A legal official said Wednesday that the European Court of Justice should side with a ruling from the UK's Competition and Markets Authority (CMA) that "pay-for-delay" deals between GlaxoSmithKline and other companies in relation to the antidepressant Seroxat (paroxetine) may be contrary to competition law. Advocate general Juliane Kokott suggested that such agreements "constitute a restriction of competition" and are "an abuse of a dominant position."
In 2016, the CMA fined GlaxoSmithKline and a number of other drugmakers a total of nearly £45 million ($59 million) for reaching deals that delayed the entry of generic competition to Seroxat in the UK. At the time, the regulator said that GlaxoSmithKline had agreed to make payments to a number of companies, including Generics Limited and Alpharma, to delay the launch of generic versions of the drug.
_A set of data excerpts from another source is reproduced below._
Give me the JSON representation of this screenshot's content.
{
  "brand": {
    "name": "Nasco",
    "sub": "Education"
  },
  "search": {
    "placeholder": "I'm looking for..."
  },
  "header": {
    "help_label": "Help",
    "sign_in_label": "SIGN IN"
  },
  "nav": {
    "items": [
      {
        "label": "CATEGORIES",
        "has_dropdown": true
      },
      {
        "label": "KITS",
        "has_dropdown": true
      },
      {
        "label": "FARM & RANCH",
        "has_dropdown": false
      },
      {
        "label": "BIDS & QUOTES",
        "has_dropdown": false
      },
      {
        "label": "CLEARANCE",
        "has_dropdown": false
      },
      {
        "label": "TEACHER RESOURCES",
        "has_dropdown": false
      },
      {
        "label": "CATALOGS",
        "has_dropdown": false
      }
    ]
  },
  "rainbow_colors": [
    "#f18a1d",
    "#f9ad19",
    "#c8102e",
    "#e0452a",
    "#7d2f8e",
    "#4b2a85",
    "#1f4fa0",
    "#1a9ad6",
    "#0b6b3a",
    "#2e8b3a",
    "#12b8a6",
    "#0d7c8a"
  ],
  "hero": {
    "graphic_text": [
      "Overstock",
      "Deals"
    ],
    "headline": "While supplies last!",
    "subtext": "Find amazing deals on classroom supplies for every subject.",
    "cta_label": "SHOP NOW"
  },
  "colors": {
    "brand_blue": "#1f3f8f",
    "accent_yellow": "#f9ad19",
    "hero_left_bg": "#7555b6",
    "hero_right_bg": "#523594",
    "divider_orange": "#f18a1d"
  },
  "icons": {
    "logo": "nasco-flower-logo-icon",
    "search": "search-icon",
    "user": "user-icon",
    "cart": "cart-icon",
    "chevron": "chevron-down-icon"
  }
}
GlaxoSmithKline and the other parties challenged the CMA's decision before the UK's Competition Appeal Tribunal, which has asked for guidance from the Court of Justice. Kokott suggested that the Court of Justice should consider the long-term impact for consumers when reaching a ruling. "Possible benefits afforded to consumers by the agreements concerned must, also in that context, be taken into account," Kokott remarked. A ruling from the Court of Justice is expected in the next few months.
In response to Kokott's opinion, GlaxoSmithKline said "we do not yet have the final ruling in this case and so will not be commenting further while proceedings are ongoing."